A busca desse sentido destrói qualquer pacto de paz – ou revela, com uma dureza tirânica, que todos os pactos são falsos, pequenas quimeras de bolso com que se reencanta o pequeno tempo que nos é dado quando vimos ao mundo, o breve instante à escala do cosmos de que esse silêncio se faz a máscara dócil para o instinto ferino de gritar. E quando nem esse grito se faz audível, ou quando nem a escrita faz a mão mover-se para captar essa crepitação, ou quando nem o corpo se impressiona mais com as possibilidades do desejo – como não sofrer, como não a angústia? Como não o pânico de Louise Glück para quem, sendo poeta e professora, vivendo por isso de palavras, emudece diante da página? Se é na página que, melhor ou pior, mas afirmativamente mortal, alguém como ela se vinga de todas as impermanências, da paz podre em que a verdade oscila, da ausência de luz ao fundo do túnel, por só haver luz enquanto houver a consciência humanamente irredutível que se deixe por ela encandear. Como escreveu Camus, mesmo os que não têm deus não deixam de ter o seu próprio Monte das Oliveiras. O vazio de todas as crenças, a consciência nua do caos infinito e da poeira estelar a que estamos reduzidos, terá na agenda mais do que um encontro marcado com esta profunda angústia de se existir para nada – e com o desespero de nem pela virtude da escrita se conseguir salvar o dia que acaba.

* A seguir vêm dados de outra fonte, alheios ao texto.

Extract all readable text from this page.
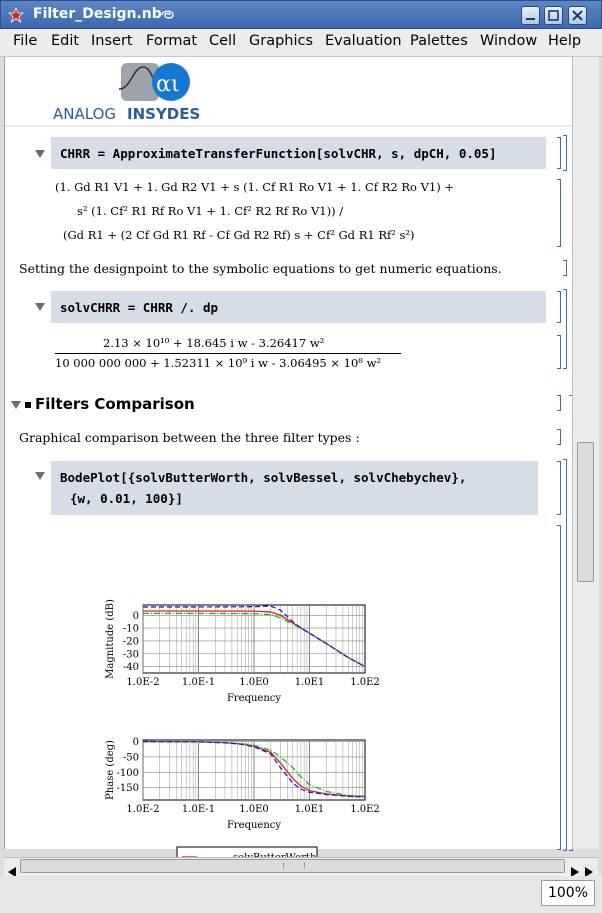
Filter_Design.nb
File Edit Insert Format Cell Graphics Evaluation Palettes Window Help
αι
ANALOG INSYDES
CHRR = ApproximateTransferFunction[solvCHR, s, dpCH, 0.05]
(1. Gd R1 V1 + 1. Gd R2 V1 + s (1. Cf R1 Ro V1 + 1. Cf R2 Ro V1) +
s² (1. Cf² R1 Rf Ro V1 + 1. Cf² R2 Rf Ro V1)) /
(Gd R1 + (2 Cf Gd R1 Rf - Cf Gd R2 Rf) s + Cf² Gd R1 Rf² s²)
Setting the designpoint to the symbolic equations to get numeric equations.
solvCHRR = CHRR /. dp
2.13 × 10¹⁰ + 18.645 i w - 3.26417 w²
10 000 000 000 + 1.52311 × 10⁹ i w - 3.06495 × 10⁸ w²
Filters Comparison
Graphical comparison between the three filter types :
BodePlot[{solvButterWorth, solvBessel, solvChebychev},
{w, 0.01, 100}]
0
-10
-20
-30
-40
1.0E-2 1.0E-1 1.0E0	1.0E1	1.0E2
Frequency
Magnitude (dB)
0
-50
-100
-150
1.0E-2 1.0E-1 1.0E0	1.0E1	1.0E2
Frequency
Phase (deg)
100%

Só quando Glück passara para o papel o rumor daquelas palavras é que constatou tratar-se do começo de um livro: «At the end of my suffering / there was a door.» No fim do sofrimento, havia uma porta. Parece ser esse o método que Glück aplica em todos os livros: dar às emoções o contorno de um enredo, uma espécie de moldura. O mero esboçar de tal imagem é suficientemente arquetípico para deixar a imaginação efervescer: mesmo que fechada, mesmo que irremediavelmente perdida a única chave que lhe fizesse mover os gonzos, a visão de uma porta fulge como hipótese de caminho, signo de passagem, o sentido de chegar ao coração do próprio enigma que é o de interrogar menos a viagem, e o desconhecido a que ela nos leva, do que o lugar que prometia ser morada certa para um corpo precário, «aquilo que se teme, ser / alma e incapaz / de falar […], a terra hirta / curvando-se um pouco», na tradução de Ana Luísa Amaral (p. 11). E no poema «Trillium» desdobra-se um pouco mais o entusiasmo balbuciante de quem é apanhado de surpresa pela força desavinda das palavras, o momento em que estas começam a falar através de nós numa lenta reaprendizagem do mundo, fazendo emergir uma nova clarividência onde antes havia só escuridão e agonia: «Vede o que entendo já. / Acordei ignorante, numa floresta: / há instantes não sabia sequer a minha voz. / Se alguma voz me fosse dada, / ela seria feita de dor, frases / como gritos amarrados entre si. / Não sabia sequer o que era a tristeza / até a palavra surgir, até sentir / a chuva brotando de mim.» (p. 17).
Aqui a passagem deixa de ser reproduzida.